Monday, August 11, 2014

Jill Lepore's Book of Ages: The Life and Opinions of Jane Franklin — Men, Women, and Divines in Colonial New England



I've been reading Jill Lepore's history of Benjamin Franklin's sister Jane Franklin Mecom and the interaction of the two siblings: Book of Ages: The Life and Opinions of Jane Franklin (NY: Random House, 2013). It's a reminder of the harsh disparity between how the law, religious institutions, and various cultures treated men and women at the period of history in which both Franklins flourished. 


While the sky was the limit for Jane's brilliant brother Benjamin, who overcame their working-class social status to rise to the top echelons of American society, Jane spent her life giving birth, caring for and burying numerous children, dealing with the messes several of her children made of their lives, cleaning house, buying and preparing food, trying to eke out a living for her dependents on a tiny income, making soap, dyeing cloth, plying her needle to sew and earn money for her family through needlework, etc.

And trying, in her "spare" time, to read — something her brother could do at a moment's notice and without hindrance, since the world afforded him from very early in his life the room of his own it never gave to Jennie. Here are some citations from Lepore's book that leap out at me. I detect a common thread running through them.

What do you think?

Here's the eminent New England divine Cotton Mather not scrupling (at all!) to give women the most obtrusive advice about how to carry out the intimate details of their lives. (Did he do the same for men, one wonders? Do divines historically do the same for men?):

"You will Suckle your Infant your Self if you can; Be not such an Ostrich as to Decline it,’ Increase Mathers’s son Cotton preached from his pulpit at Boston’s North Church” (p. 17, citing Cotton Mather, Elizabeth In Her Holy Retirement [Boston: B. Green, 1710], p. 35).

And are things entirely different today, vis-a-vis the disproportionate emphasis many divines give to telling women how to live their lives in even the minutest ways possible, while men remain free of such divine scrutiny?

And then there's this:

Everyone needed to learn to read [in colonial Massachusetts], but there was no need for a girl to learn to write. Massachusetts’s poor laws required that boys be taught to write and girls to read. For most girls, book learning ended there. At home and at school, when boys were taught to write, girls learned to stitch. Boys held quills; girls held needles (p. 26).

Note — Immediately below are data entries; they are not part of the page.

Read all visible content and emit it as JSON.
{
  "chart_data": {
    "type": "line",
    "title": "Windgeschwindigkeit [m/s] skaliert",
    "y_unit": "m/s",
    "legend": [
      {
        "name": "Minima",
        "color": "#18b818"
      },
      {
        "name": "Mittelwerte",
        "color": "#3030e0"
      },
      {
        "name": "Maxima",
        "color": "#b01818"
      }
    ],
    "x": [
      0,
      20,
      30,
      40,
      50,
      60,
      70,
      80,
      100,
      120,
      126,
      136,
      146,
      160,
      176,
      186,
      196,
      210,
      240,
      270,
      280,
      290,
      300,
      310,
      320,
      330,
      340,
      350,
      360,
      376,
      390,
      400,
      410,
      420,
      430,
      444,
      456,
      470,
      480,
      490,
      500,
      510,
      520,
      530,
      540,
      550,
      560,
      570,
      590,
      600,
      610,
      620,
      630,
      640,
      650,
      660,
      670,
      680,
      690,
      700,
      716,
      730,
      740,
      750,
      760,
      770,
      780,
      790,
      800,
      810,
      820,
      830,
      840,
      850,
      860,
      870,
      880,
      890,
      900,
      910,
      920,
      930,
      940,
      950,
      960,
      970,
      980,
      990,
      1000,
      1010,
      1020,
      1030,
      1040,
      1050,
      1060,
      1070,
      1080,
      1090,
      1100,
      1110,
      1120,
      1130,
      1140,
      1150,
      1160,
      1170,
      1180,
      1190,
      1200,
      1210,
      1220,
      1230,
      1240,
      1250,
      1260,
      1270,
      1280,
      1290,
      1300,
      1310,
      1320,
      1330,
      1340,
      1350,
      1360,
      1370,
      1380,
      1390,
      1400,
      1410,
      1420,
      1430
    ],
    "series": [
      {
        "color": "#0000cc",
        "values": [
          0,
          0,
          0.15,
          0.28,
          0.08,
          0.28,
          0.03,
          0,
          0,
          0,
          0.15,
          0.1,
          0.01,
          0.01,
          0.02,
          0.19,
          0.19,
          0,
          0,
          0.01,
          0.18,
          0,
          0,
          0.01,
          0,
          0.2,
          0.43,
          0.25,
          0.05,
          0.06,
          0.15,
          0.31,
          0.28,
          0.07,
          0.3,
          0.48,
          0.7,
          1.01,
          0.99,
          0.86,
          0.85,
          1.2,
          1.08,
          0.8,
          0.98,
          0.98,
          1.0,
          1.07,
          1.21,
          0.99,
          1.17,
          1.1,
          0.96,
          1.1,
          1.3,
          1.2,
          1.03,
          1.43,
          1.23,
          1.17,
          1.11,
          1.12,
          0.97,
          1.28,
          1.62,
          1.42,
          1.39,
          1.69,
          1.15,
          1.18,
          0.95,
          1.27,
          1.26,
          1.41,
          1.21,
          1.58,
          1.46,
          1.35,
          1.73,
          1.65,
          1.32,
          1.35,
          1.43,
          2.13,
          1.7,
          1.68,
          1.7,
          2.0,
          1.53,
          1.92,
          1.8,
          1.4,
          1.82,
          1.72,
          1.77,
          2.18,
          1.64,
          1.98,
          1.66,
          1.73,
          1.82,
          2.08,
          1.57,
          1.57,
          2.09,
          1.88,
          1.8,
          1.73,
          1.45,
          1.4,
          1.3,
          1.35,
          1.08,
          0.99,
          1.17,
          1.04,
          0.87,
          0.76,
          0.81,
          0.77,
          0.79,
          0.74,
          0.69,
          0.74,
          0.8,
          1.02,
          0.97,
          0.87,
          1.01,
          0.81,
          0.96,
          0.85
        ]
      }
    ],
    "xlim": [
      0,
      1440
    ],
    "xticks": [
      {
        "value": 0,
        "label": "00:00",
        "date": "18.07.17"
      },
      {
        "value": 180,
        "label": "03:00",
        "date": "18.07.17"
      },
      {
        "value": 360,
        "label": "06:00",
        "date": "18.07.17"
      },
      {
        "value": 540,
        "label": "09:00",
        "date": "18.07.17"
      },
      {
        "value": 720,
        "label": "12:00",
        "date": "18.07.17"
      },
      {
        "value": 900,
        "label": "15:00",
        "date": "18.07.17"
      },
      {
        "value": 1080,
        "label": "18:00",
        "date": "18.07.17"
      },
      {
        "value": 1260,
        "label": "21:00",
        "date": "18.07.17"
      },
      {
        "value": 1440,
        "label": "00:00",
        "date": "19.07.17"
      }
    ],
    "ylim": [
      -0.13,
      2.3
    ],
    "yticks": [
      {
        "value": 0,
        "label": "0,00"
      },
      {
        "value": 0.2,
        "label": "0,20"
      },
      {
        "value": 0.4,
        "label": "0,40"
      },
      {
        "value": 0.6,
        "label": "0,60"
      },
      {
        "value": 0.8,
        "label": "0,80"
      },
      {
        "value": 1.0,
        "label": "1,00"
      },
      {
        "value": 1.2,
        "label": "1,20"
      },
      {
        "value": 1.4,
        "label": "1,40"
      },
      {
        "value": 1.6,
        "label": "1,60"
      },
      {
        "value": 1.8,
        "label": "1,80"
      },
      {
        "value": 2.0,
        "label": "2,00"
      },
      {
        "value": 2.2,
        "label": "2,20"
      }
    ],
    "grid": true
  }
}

More divine advice for women from Cotton Mather (and Rev. John Flavel): 

"A Dead Child is a sight no more surprizing than a broken Pitcher, or a blasted Flower," Cotton Mather preached, in a sermon called Right Thoughts in Sad Hours.  . . . Nor, ministers warned, ought there to be tears. A Token for Mourners; or, the Advice of Christ to a Distressed Mother, bewailing the Death of her Dear and Only Son, published in Boston the year Jane buried her baby [i.e., her first child Josiah, who died in 1730 short of a year old], explained "the boundaries of Sorrow," citing Luke 7:13: "Weep not" (p. 57, citing Cotton Mather, Right Thoughts in Sad Hours [London: James Astwood, 1689], p. 49; and John Flavel, A Token for Mourners; or, the Advice of Christ to a Distressed Mother, bewailing the Death of her Dear and Only Son [Boston: S. Kneeland and T. Green, 1730]). 

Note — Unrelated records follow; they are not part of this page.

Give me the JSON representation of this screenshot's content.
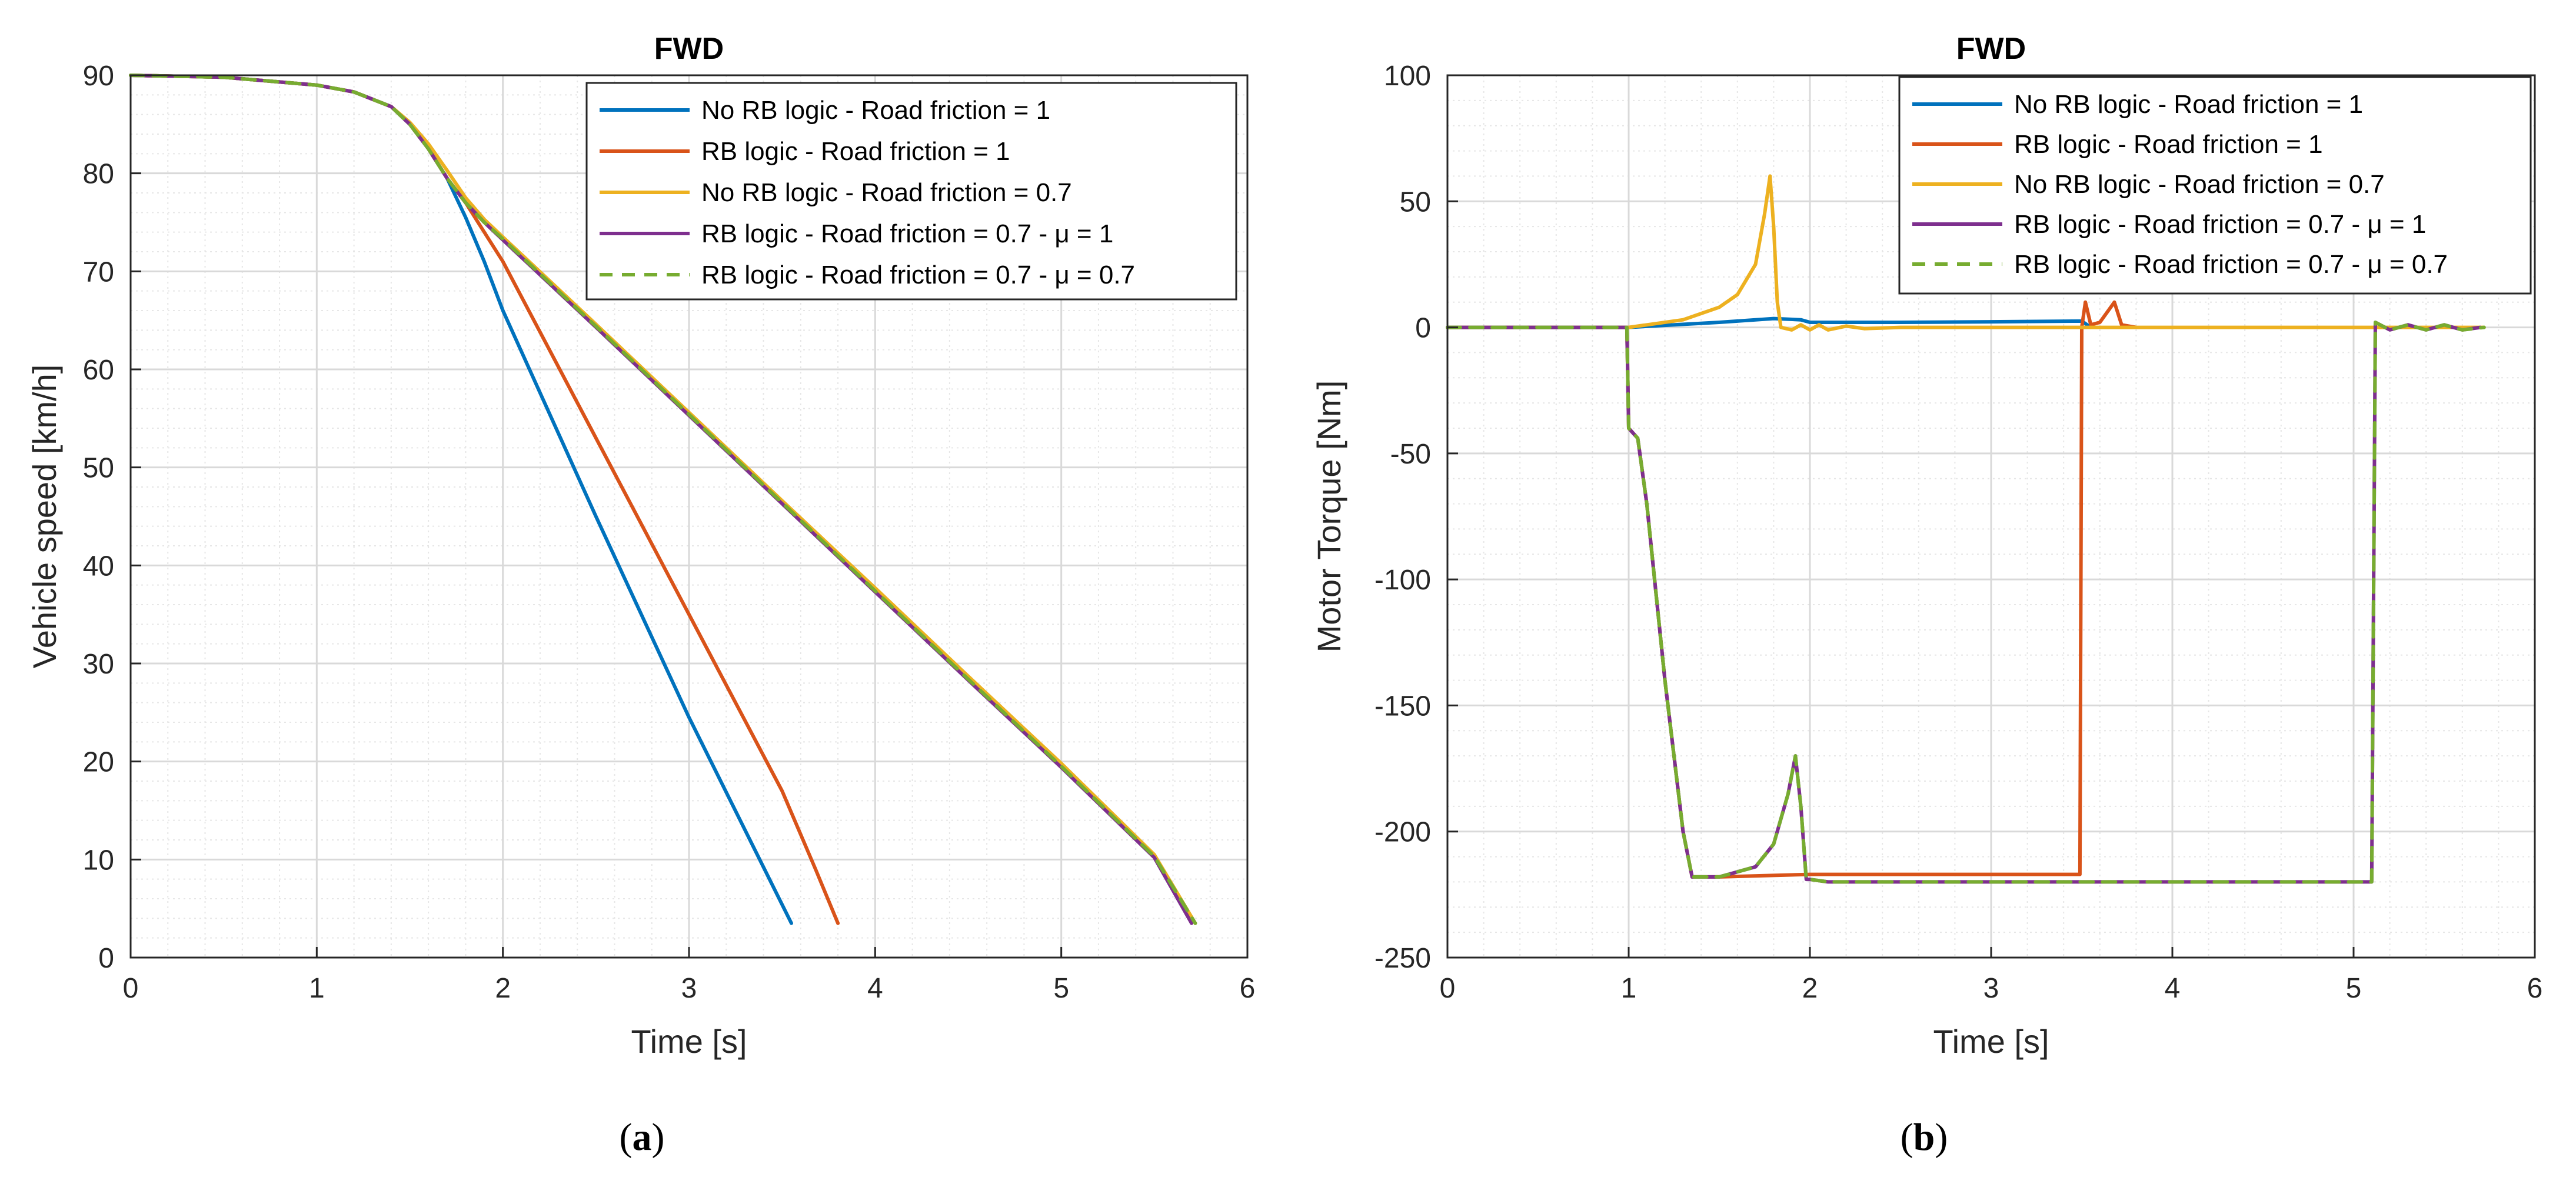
{
  "colors": {
    "no_rb_f1": "#0072BD",
    "rb_f1": "#D95319",
    "no_rb_f07": "#EDB120",
    "rb_f07_mu1": "#7E2F8E",
    "rb_f07_mu07": "#77AC30"
  },
  "chart_data": [
    {
      "type": "line",
      "title": "FWD",
      "xlabel": "Time [s]",
      "ylabel": "Vehicle speed [km/h]",
      "xlim": [
        0,
        6
      ],
      "ylim": [
        0,
        90
      ],
      "xticks": [
        "0",
        "1",
        "2",
        "3",
        "4",
        "5",
        "6"
      ],
      "yticks": [
        "0",
        "10",
        "20",
        "30",
        "40",
        "50",
        "60",
        "70",
        "80",
        "90"
      ],
      "xtick_values": [
        0,
        1,
        2,
        3,
        4,
        5,
        6
      ],
      "ytick_values": [
        0,
        10,
        20,
        30,
        40,
        50,
        60,
        70,
        80,
        90
      ],
      "grid": true,
      "legend_position": "top-right",
      "caption": {
        "open": "(",
        "letter": "a",
        "close": ")"
      },
      "series": [
        {
          "name": "No RB logic - Road friction = 1",
          "color_key": "no_rb_f1",
          "dash": false,
          "x": [
            0,
            0.5,
            1.0,
            1.2,
            1.4,
            1.5,
            1.6,
            1.7,
            1.8,
            1.9,
            2.0,
            2.5,
            3.0,
            3.55
          ],
          "y": [
            90,
            89.8,
            89,
            88.3,
            86.8,
            85,
            82.5,
            79.5,
            75.5,
            71,
            66,
            45,
            24.5,
            3.5
          ]
        },
        {
          "name": "RB logic - Road friction = 1",
          "color_key": "rb_f1",
          "dash": false,
          "x": [
            0,
            0.5,
            1.0,
            1.2,
            1.4,
            1.5,
            1.6,
            1.7,
            1.8,
            1.9,
            2.0,
            2.5,
            3.0,
            3.5,
            3.68,
            3.8
          ],
          "y": [
            90,
            89.8,
            89,
            88.3,
            86.8,
            85,
            82.5,
            79.5,
            77,
            74,
            71,
            53,
            35,
            17,
            9,
            3.5
          ]
        },
        {
          "name": "No RB logic - Road friction = 0.7",
          "color_key": "no_rb_f07",
          "dash": false,
          "x": [
            0,
            0.5,
            1.0,
            1.2,
            1.4,
            1.5,
            1.6,
            1.7,
            1.8,
            1.9,
            2.0,
            2.5,
            3.0,
            3.5,
            4.0,
            4.5,
            5.0,
            5.5,
            5.72
          ],
          "y": [
            90,
            89.8,
            89,
            88.3,
            86.8,
            85.2,
            83,
            80.3,
            77.5,
            75.3,
            73.5,
            64.6,
            55.6,
            46.6,
            37.7,
            28.7,
            19.8,
            10.5,
            3.5
          ]
        },
        {
          "name": "RB logic - Road friction = 0.7 - μ = 1",
          "color_key": "rb_f07_mu1",
          "dash": false,
          "x": [
            0,
            0.5,
            1.0,
            1.2,
            1.4,
            1.5,
            1.6,
            1.7,
            1.8,
            1.9,
            2.0,
            2.5,
            3.0,
            3.5,
            4.0,
            4.5,
            5.0,
            5.5,
            5.7
          ],
          "y": [
            90,
            89.8,
            89,
            88.3,
            86.8,
            85,
            82.5,
            79.5,
            77,
            75,
            73.2,
            64.3,
            55.3,
            46.3,
            37.3,
            28.3,
            19.4,
            10.2,
            3.5
          ]
        },
        {
          "name": "RB logic - Road friction = 0.7 - μ = 0.7",
          "color_key": "rb_f07_mu07",
          "dash": true,
          "x": [
            0,
            0.5,
            1.0,
            1.2,
            1.4,
            1.5,
            1.6,
            1.7,
            1.8,
            1.9,
            2.0,
            2.5,
            3.0,
            3.5,
            4.0,
            4.5,
            5.0,
            5.5,
            5.72
          ],
          "y": [
            90,
            89.8,
            89,
            88.3,
            86.8,
            85,
            82.5,
            79.5,
            77,
            75,
            73.3,
            64.4,
            55.4,
            46.4,
            37.4,
            28.4,
            19.5,
            10.3,
            3.5
          ]
        }
      ]
    },
    {
      "type": "line",
      "title": "FWD",
      "xlabel": "Time [s]",
      "ylabel": "Motor Torque [Nm]",
      "xlim": [
        0,
        6
      ],
      "ylim": [
        -250,
        100
      ],
      "xticks": [
        "0",
        "1",
        "2",
        "3",
        "4",
        "5",
        "6"
      ],
      "yticks": [
        "-250",
        "-200",
        "-150",
        "-100",
        "-50",
        "0",
        "50",
        "100"
      ],
      "xtick_values": [
        0,
        1,
        2,
        3,
        4,
        5,
        6
      ],
      "ytick_values": [
        -250,
        -200,
        -150,
        -100,
        -50,
        0,
        50,
        100
      ],
      "grid": true,
      "legend_position": "top-right",
      "caption": {
        "open": "(",
        "letter": "b",
        "close": ")"
      },
      "series": [
        {
          "name": "No RB logic - Road friction = 1",
          "color_key": "no_rb_f1",
          "dash": false,
          "x": [
            0,
            1.0,
            1.5,
            1.8,
            1.95,
            2.0,
            2.5,
            3.0,
            3.5,
            3.55
          ],
          "y": [
            0,
            0,
            2,
            3.5,
            3,
            2,
            2,
            2.2,
            2.5,
            0
          ]
        },
        {
          "name": "RB logic - Road friction = 1",
          "color_key": "rb_f1",
          "dash": false,
          "x": [
            0,
            0.99,
            1.0,
            1.05,
            1.1,
            1.2,
            1.3,
            1.35,
            1.5,
            2.0,
            2.5,
            3.0,
            3.49,
            3.5,
            3.52,
            3.55,
            3.6,
            3.65,
            3.68,
            3.72,
            3.8
          ],
          "y": [
            0,
            0,
            -40,
            -44,
            -70,
            -140,
            -200,
            -218,
            -218,
            -217,
            -217,
            -217,
            -217,
            0,
            10,
            1,
            2,
            7,
            10,
            1,
            0
          ]
        },
        {
          "name": "No RB logic - Road friction = 0.7",
          "color_key": "no_rb_f07",
          "dash": false,
          "x": [
            0,
            1.0,
            1.3,
            1.5,
            1.6,
            1.7,
            1.75,
            1.78,
            1.8,
            1.82,
            1.84,
            1.9,
            1.95,
            2.0,
            2.05,
            2.1,
            2.2,
            2.3,
            2.5,
            2.7,
            3.0,
            3.5,
            4.0,
            4.5,
            5.0,
            5.5,
            5.72
          ],
          "y": [
            0,
            0,
            3,
            8,
            13,
            25,
            45,
            60,
            40,
            10,
            0,
            -1,
            1,
            -1,
            1,
            -1,
            0.5,
            -0.5,
            0,
            0,
            0,
            0,
            0,
            0,
            0,
            0,
            0
          ]
        },
        {
          "name": "RB logic - Road friction = 0.7 - μ = 1",
          "color_key": "rb_f07_mu1",
          "dash": false,
          "x": [
            0,
            0.99,
            1.0,
            1.05,
            1.1,
            1.2,
            1.3,
            1.35,
            1.5,
            1.7,
            1.8,
            1.88,
            1.92,
            1.95,
            1.98,
            2.0,
            2.1,
            2.5,
            3.0,
            3.5,
            4.0,
            4.5,
            5.1,
            5.12,
            5.2,
            5.3,
            5.4,
            5.5,
            5.6,
            5.7
          ],
          "y": [
            0,
            0,
            -40,
            -44,
            -70,
            -140,
            -200,
            -218,
            -218,
            -214,
            -205,
            -185,
            -170,
            -190,
            -219,
            -219,
            -220,
            -220,
            -220,
            -220,
            -220,
            -220,
            -220,
            2,
            -1,
            1,
            -1,
            1,
            -1,
            0
          ]
        },
        {
          "name": "RB logic - Road friction = 0.7 - μ = 0.7",
          "color_key": "rb_f07_mu07",
          "dash": true,
          "x": [
            0,
            0.99,
            1.0,
            1.05,
            1.1,
            1.2,
            1.3,
            1.35,
            1.5,
            1.7,
            1.8,
            1.88,
            1.92,
            1.95,
            1.98,
            2.0,
            2.1,
            2.5,
            3.0,
            3.5,
            4.0,
            4.5,
            5.1,
            5.12,
            5.2,
            5.3,
            5.4,
            5.5,
            5.6,
            5.72
          ],
          "y": [
            0,
            0,
            -40,
            -44,
            -70,
            -140,
            -200,
            -218,
            -218,
            -214,
            -205,
            -185,
            -170,
            -190,
            -219,
            -219,
            -220,
            -220,
            -220,
            -220,
            -220,
            -220,
            -220,
            2,
            -1,
            1,
            -1,
            1,
            -1,
            0
          ]
        }
      ]
    }
  ]
}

And here's the legal framework (inherited from British law) that bolstered the whole edifice according to which gender arrangements were constructed in colonial America — a framework that long obtained in many parts of the United States, and had a strong religious underpinning:

But a married woman couldn’t earn a shilling without her husband’s permission. She could neither own property nor sign a contract. Legally, any money she earned belonged to her husband. As William Blackstone explained in his Commentaries on the Laws of England, "The very being or legal existence of a woman is suspended during the marriage, or at least is incorporated and consolidated into that of her husband, under whose wing, protection, and cover, she performs every thing." In the eyes of the law, a married woman was feme covert: a woman covered by a man (pp. 74-75, citing William Blackstone, Commentaries on the Laws of England, A Facsimile of the First Edition 1765-1769 [Chicago: Univ. of Chicago Press, 1979], I: 430).

What do you think? Is this history worth paying any attention to at all? And am I correct to see a common thread running through these passages?